In 2015–2016, Cox founded and directed "America Leads", which was the presidential Super-PAC supporting New Jersey Governor Chris Christie.

In 2018, Cox served as chairman and senior advisor to super-PACs in support of candidates for governor and U.S. Senate, and managed independent expenditure campaigns on behalf of the RGA in a handful of governors races, including the only pick-up of the cycle in Alaska.

In 2019, Cox served as co-chair for "Trade Works for America", a national campaign, which helped pass the USMCA trade agreement, making a number of public and national media appearances.
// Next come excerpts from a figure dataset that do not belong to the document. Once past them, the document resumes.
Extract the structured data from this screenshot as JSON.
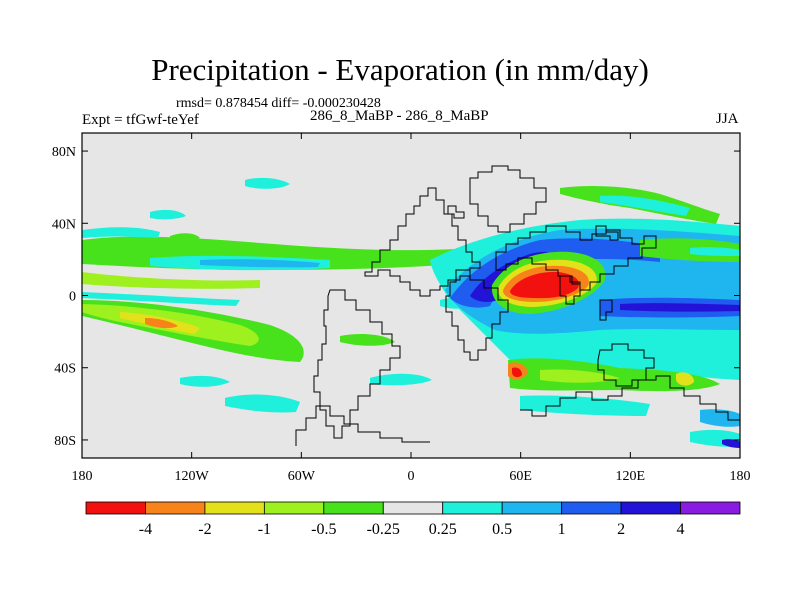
{
  "title": "Precipitation - Evaporation (in mm/day)",
  "stats": "rmsd= 0.878454 diff= -0.000230428",
  "experiment": "Expt = tfGwf-teYef",
  "case_label": "286_8_MaBP - 286_8_MaBP",
  "season": "JJA",
  "chart_data": {
    "type": "heatmap",
    "x_ticks": [
      "180",
      "120W",
      "60W",
      "0",
      "60E",
      "120E",
      "180"
    ],
    "y_ticks": [
      "80N",
      "40N",
      "0",
      "40S",
      "80S"
    ],
    "xlim": [
      -180,
      180
    ],
    "ylim": [
      -90,
      90
    ],
    "colorbar": {
      "labels": [
        "-4",
        "-2",
        "-1",
        "-0.5",
        "-0.25",
        "0.25",
        "0.5",
        "1",
        "2",
        "4"
      ],
      "colors": [
        "#f2110e",
        "#f7841a",
        "#e3e21a",
        "#9ef01f",
        "#48e21d",
        "#e6e6e6",
        "#1ff0dc",
        "#1fb6f0",
        "#1f5cf0",
        "#2213d6",
        "#8a1be0"
      ]
    }
  }
}
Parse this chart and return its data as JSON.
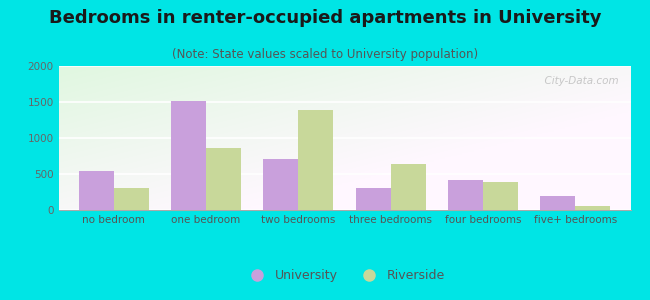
{
  "title": "Bedrooms in renter-occupied apartments in University",
  "subtitle": "(Note: State values scaled to University population)",
  "categories": [
    "no bedroom",
    "one bedroom",
    "two bedrooms",
    "three bedrooms",
    "four bedrooms",
    "five+ bedrooms"
  ],
  "university_values": [
    540,
    1520,
    710,
    300,
    410,
    200
  ],
  "riverside_values": [
    300,
    860,
    1390,
    640,
    390,
    55
  ],
  "university_color": "#c9a0dc",
  "riverside_color": "#c8d89a",
  "background_color": "#00e5e5",
  "ylim": [
    0,
    2000
  ],
  "yticks": [
    0,
    500,
    1000,
    1500,
    2000
  ],
  "bar_width": 0.38,
  "legend_labels": [
    "University",
    "Riverside"
  ],
  "watermark": "  City-Data.com",
  "title_fontsize": 13,
  "subtitle_fontsize": 8.5,
  "tick_fontsize": 7.5,
  "legend_fontsize": 9
}
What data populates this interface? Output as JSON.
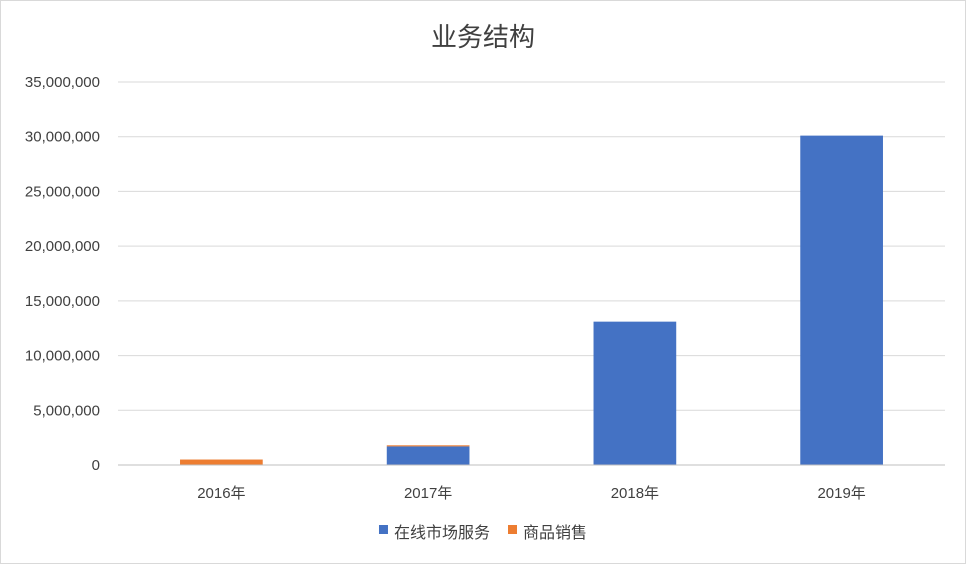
{
  "chart_data": {
    "type": "bar",
    "stacked": true,
    "title": "业务结构",
    "xlabel": "",
    "ylabel": "",
    "categories": [
      "2016年",
      "2017年",
      "2018年",
      "2019年"
    ],
    "series": [
      {
        "name": "在线市场服务",
        "color": "#4472C4",
        "values": [
          0,
          1700000,
          13100000,
          30100000
        ]
      },
      {
        "name": "商品销售",
        "color": "#ED7D31",
        "values": [
          500000,
          100000,
          0,
          0
        ]
      }
    ],
    "ylim": [
      0,
      35000000
    ],
    "yticks": [
      0,
      5000000,
      10000000,
      15000000,
      20000000,
      25000000,
      30000000,
      35000000
    ],
    "ytick_labels": [
      "0",
      "5,000,000",
      "10,000,000",
      "15,000,000",
      "20,000,000",
      "25,000,000",
      "30,000,000",
      "35,000,000"
    ],
    "grid": true,
    "legend_position": "bottom"
  }
}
=== 50 State, GuidePost Strategies, P2 Public Affairs, IMGE, America PAC ===
In 2014, Cox partnered with former Democratic Governors Association Executive Director Colm O'Comartun to form "50 State", a bipartisan, state-focused government affairs firm serving corporations, trade associations, and national non-profit organizations.
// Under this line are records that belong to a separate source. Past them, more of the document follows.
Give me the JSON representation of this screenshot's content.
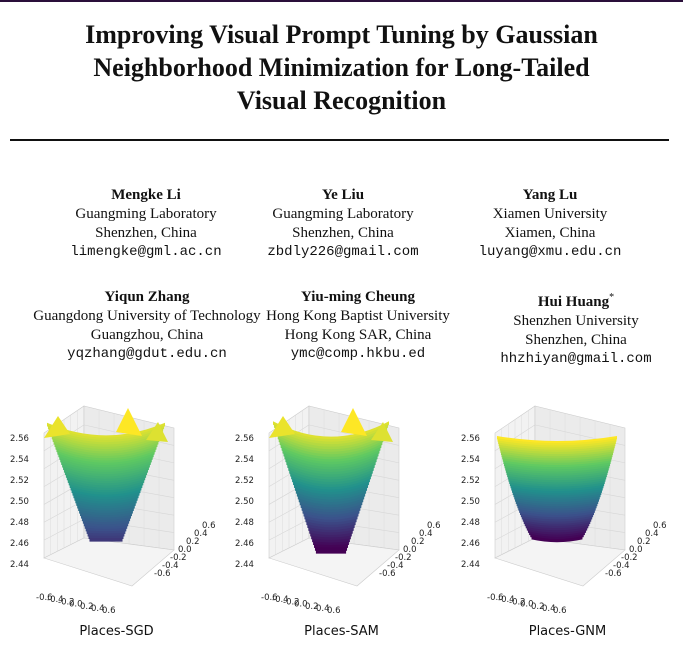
{
  "title_lines": [
    "Improving Visual Prompt Tuning by Gaussian",
    "Neighborhood Minimization for Long-Tailed",
    "Visual Recognition"
  ],
  "authors": [
    {
      "name": "Mengke Li",
      "affiliation": "Guangming Laboratory",
      "location": "Shenzhen, China",
      "email": "limengke@gml.ac.cn"
    },
    {
      "name": "Ye Liu",
      "affiliation": "Guangming Laboratory",
      "location": "Shenzhen, China",
      "email": "zbdly226@gmail.com"
    },
    {
      "name": "Yang Lu",
      "affiliation": "Xiamen University",
      "location": "Xiamen, China",
      "email": "luyang@xmu.edu.cn"
    },
    {
      "name": "Yiqun Zhang",
      "affiliation": "Guangdong University of Technology",
      "location": "Guangzhou, China",
      "email": "yqzhang@gdut.edu.cn"
    },
    {
      "name": "Yiu-ming Cheung",
      "affiliation": "Hong Kong Baptist University",
      "location": "Hong Kong SAR, China",
      "email": "ymc@comp.hkbu.ed"
    },
    {
      "name": "Hui Huang",
      "affiliation": "Shenzhen University",
      "location": "Shenzhen, China",
      "email": "hhzhiyan@gmail.com",
      "marker": "*"
    }
  ],
  "figures": [
    {
      "caption": "Places-SGD",
      "z_ticks": [
        "2.56",
        "2.54",
        "2.52",
        "2.50",
        "2.48",
        "2.46",
        "2.44"
      ],
      "x_ticks": [
        "-0.6",
        "-0.4",
        "-0.2",
        "0.0",
        "0.2",
        "0.4",
        "0.6"
      ],
      "y_ticks": [
        "-0.6",
        "-0.4",
        "-0.2",
        "0.0",
        "0.2",
        "0.4",
        "0.6"
      ]
    },
    {
      "caption": "Places-SAM",
      "z_ticks": [
        "2.56",
        "2.54",
        "2.52",
        "2.50",
        "2.48",
        "2.46",
        "2.44"
      ],
      "x_ticks": [
        "-0.6",
        "-0.4",
        "-0.2",
        "0.0",
        "0.2",
        "0.4",
        "0.6"
      ],
      "y_ticks": [
        "-0.6",
        "-0.4",
        "-0.2",
        "0.0",
        "0.2",
        "0.4",
        "0.6"
      ]
    },
    {
      "caption": "Places-GNM",
      "z_ticks": [
        "2.56",
        "2.54",
        "2.52",
        "2.50",
        "2.48",
        "2.46",
        "2.44"
      ],
      "x_ticks": [
        "-0.6",
        "-0.4",
        "-0.2",
        "0.0",
        "0.2",
        "0.4",
        "0.6"
      ],
      "y_ticks": [
        "-0.6",
        "-0.4",
        "-0.2",
        "0.0",
        "0.2",
        "0.4",
        "0.6"
      ]
    }
  ],
  "colormap": [
    "#440154",
    "#3b528b",
    "#21918c",
    "#5ec962",
    "#fde725"
  ]
}
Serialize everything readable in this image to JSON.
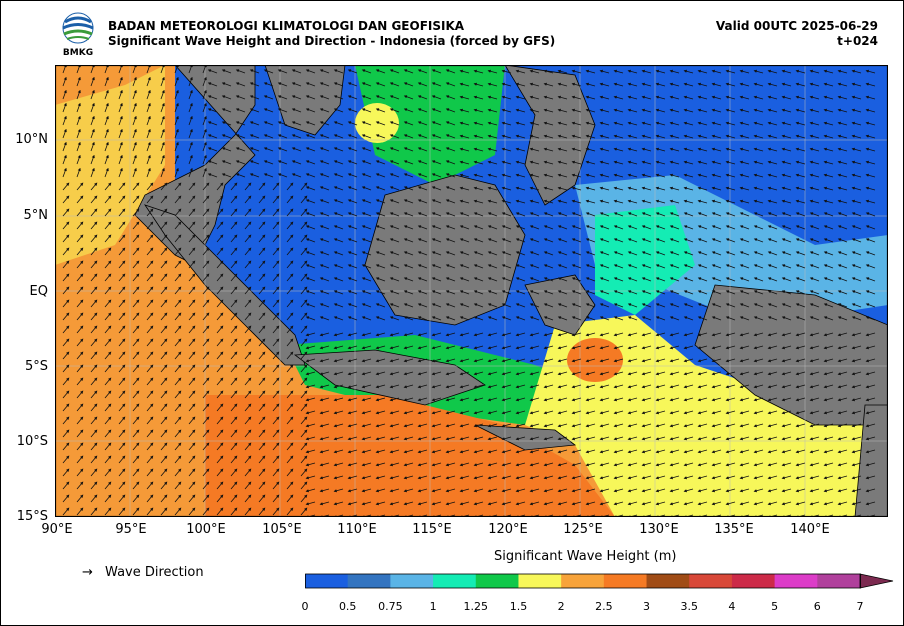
{
  "agency": "BADAN METEOROLOGI KLIMATOLOGI DAN GEOFISIKA",
  "product": "Significant Wave Height and Direction - Indonesia (forced by GFS)",
  "valid": "Valid 00UTC 2025-06-29",
  "lead": "t+024",
  "logo_text": "BMKG",
  "lat_labels": [
    "10°N",
    "5°N",
    "EQ",
    "5°S",
    "10°S",
    "15°S"
  ],
  "lon_labels": [
    "90°E",
    "95°E",
    "100°E",
    "105°E",
    "110°E",
    "115°E",
    "120°E",
    "125°E",
    "130°E",
    "135°E",
    "140°E"
  ],
  "legend": {
    "arrow": "→",
    "wave_direction": "Wave Direction"
  },
  "colorbar": {
    "title": "Significant Wave Height (m)",
    "ticks": [
      "0",
      "0.5",
      "0.75",
      "1",
      "1.25",
      "1.5",
      "2",
      "2.5",
      "3",
      "3.5",
      "4",
      "5",
      "6",
      "7"
    ],
    "colors": [
      "#1a5fe0",
      "#3374c0",
      "#5ab4e6",
      "#14ecb4",
      "#10c84a",
      "#f7f75a",
      "#f7a33a",
      "#f57a24",
      "#a04c16",
      "#d84838",
      "#cc2a48",
      "#dc3cc8",
      "#b0409c",
      "#7c2a50"
    ]
  }
}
After President Donald Trump's election in 2016, Cox founded "GuidePost Strategies", a federally-focused government and public affairs firm, along with former RGA Policy Director Marie Sanderson. In 2018, former White House Legislative Director, Marc Short, joined GuidePost as a partner.

Cox is a founding partner of P2 Public Affairs, a specialized communications and strategy firm that runs advocacy campaigns across the nation and in Washington, D.C.

As of 2018, Cox served as chairman of the Board of IMGE, a digital consulting and marketing firm.

Cox also has served on the board of directors for the "Senate Leadership Fund", on the board of directors for WinRed, on the Board of Advisors for N2 America, and is a member of the Public Policy Council for The Michael J. Fox Foundation, which is a leader in the fight against Parkinson's disease.

Cox has appeared on CNBC, Fox Business, C-SPAN, NPR, and the Hugh Hewitt Show and is frequently cited for political commentary and analysis in national publications.

In July 2024, he took a leadership position at America PAC, the PAC founded by Elon Musk to support Donald Trump's 2024 presidential campaign.

==Personal life==
As of 2016 Cox lived in McLean, Virginia, with his wife and two children.